On the first point, those who argue that Canada has reached a "consensus" on abortion are either willfully lying or deceiving themselves. What Canada has is not a "consensus" (which my computer tells me is an "agreement in the judgment or opinion reached by a group as a whole") but rather a legal vacuum left behind by 20 years of Canadian political inaction. Some Canadians oppose abortion except in cases of rape, incest and medical necessity. Some oppose it in the third trimester. Or in the second and third trimesters. Or don't oppose it in any cases -- a position that, by the sheer accident of two decades of cowardice, defines the current state of Canadian law by default. But please don't pretend that this is a position we arrived at through debate. Canadians are no more or less liberal than the nations of northern Europe on most social matters -- and all of those Euro-nations have laws prohibiting most abortions after the first dozen or so weeks of pregnancy (give or take, depending on the country). That is what a future "consensus"

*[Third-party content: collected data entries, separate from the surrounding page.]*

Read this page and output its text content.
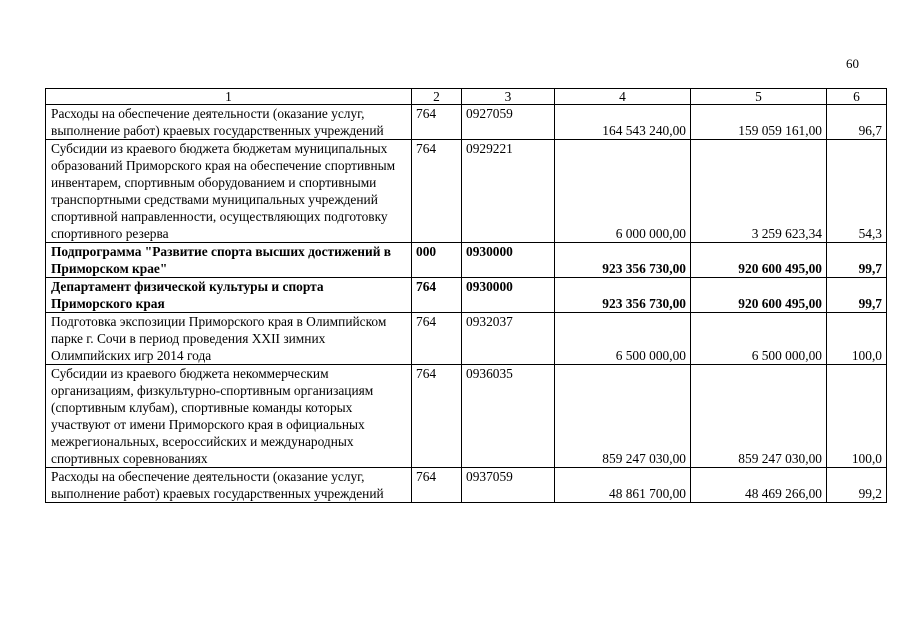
60
1	2	3	4	5	6
Расходы на обеспечение деятельности (оказание услуг, выполнение работ) краевых государственных учреждений	764	0927059	164 543 240,00	159 059 161,00	96,7
Субсидии из краевого бюджета бюджетам муниципальных образований Приморского края на обеспечение спортивным инвентарем, спортивным оборудованием и спортивными транспортными средствами муниципальных учреждений спортивной направленности, осуществляющих подготовку спортивного резерва	764	0929221	6 000 000,00	3 259 623,34	54,3
Подпрограмма "Развитие спорта высших достижений в Приморском крае"	000	0930000	923 356 730,00	920 600 495,00	99,7
Департамент физической культуры и спорта Приморского края	764	0930000	923 356 730,00	920 600 495,00	99,7
Подготовка экспозиции Приморского края в Олимпийском парке г. Сочи в период проведения XXII зимних Олимпийских игр 2014 года	764	0932037	6 500 000,00	6 500 000,00	100,0
Субсидии из краевого бюджета некоммерческим организациям, физкультурно-спортивным организациям (спортивным клубам), спортивные команды которых участвуют от имени Приморского края в официальных межрегиональных, всероссийских и международных спортивных соревнованиях	764	0936035	859 247 030,00	859 247 030,00	100,0
Расходы на обеспечение деятельности (оказание услуг, выполнение работ) краевых государственных учреждений	764	0937059	48 861 700,00	48 469 266,00	99,2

will look like in this country when some future Canadian government gets around to tackling this issue.

Now let us turn our attention to the casually expressed notion that any maternal-health plan that doesn't come with a boatload of inflatable Canadian abortion clinics is somehow useless to the poor huddled masses on foreign shores.


Honey Pot said...

It does look like the liberals have gone overboard with this. The liberals would rather no aid funding go to Africa if it doesn't include funding for mass abortion.

been around the block said...

Look, abortion in third world countries just wouldn't work, thank G*d -- but how come the dumb a@@es in the LPC, the NDP, and the media don't understand this?

So, how far would a woman have to walk to the nearest abortion clinic -- and back again to her village after the procedure? Or, if the clinic came to her, how long would the medical personnel stick around with post-abortion support?

How far would a post-aborting woman have to walk to her nearest Emergency Department if she began to hemorrhage or had any other of a host of negative side effects from an abortion?

Where would she pick up the drugs she would most likely need after an abortion, especially if something goes wrong? Where would she get the money? How far would she have to walk to the nearest drug dispensary? Would it be open till midnight?

What about her husband? What about her family's faith that doesn't entertain abortion as an option to a pregnancy? What about the only social safety net a third-world woman knows?, that of her children's support as she grows older -- and the more children she has, the greater the chances she'll have some children live to be with her in her old age, given the infant mortality rate in third-world countries?

There are so many obvious barriers to mounting a "successful" (sic) abortion campaign in developing and third-world countries that I'm gobsmacked they don't seem to have been considered by the progressive idiots who keep pushing this agenda.

Germaine Greer has had a lot to say about the West's arrogance in trying to push our "solutions" to social problems on third-world women.

This push to get the CPC to support abortion as part of Canada's support of maternal and children's health in the third world is nothing more than a pile-on by the left as they try to villify PMSH and his government.

Third world women want help to keep them and their children healthy but by and large they are not asking for the West to give them access to abortions. They WANT their children.

It's actually quite obscene that wealthy Westerners are pushing abortion (genocide?) onto third world women -- and that those pushing this agenda consider themselves to be "compassionate" and "progressive."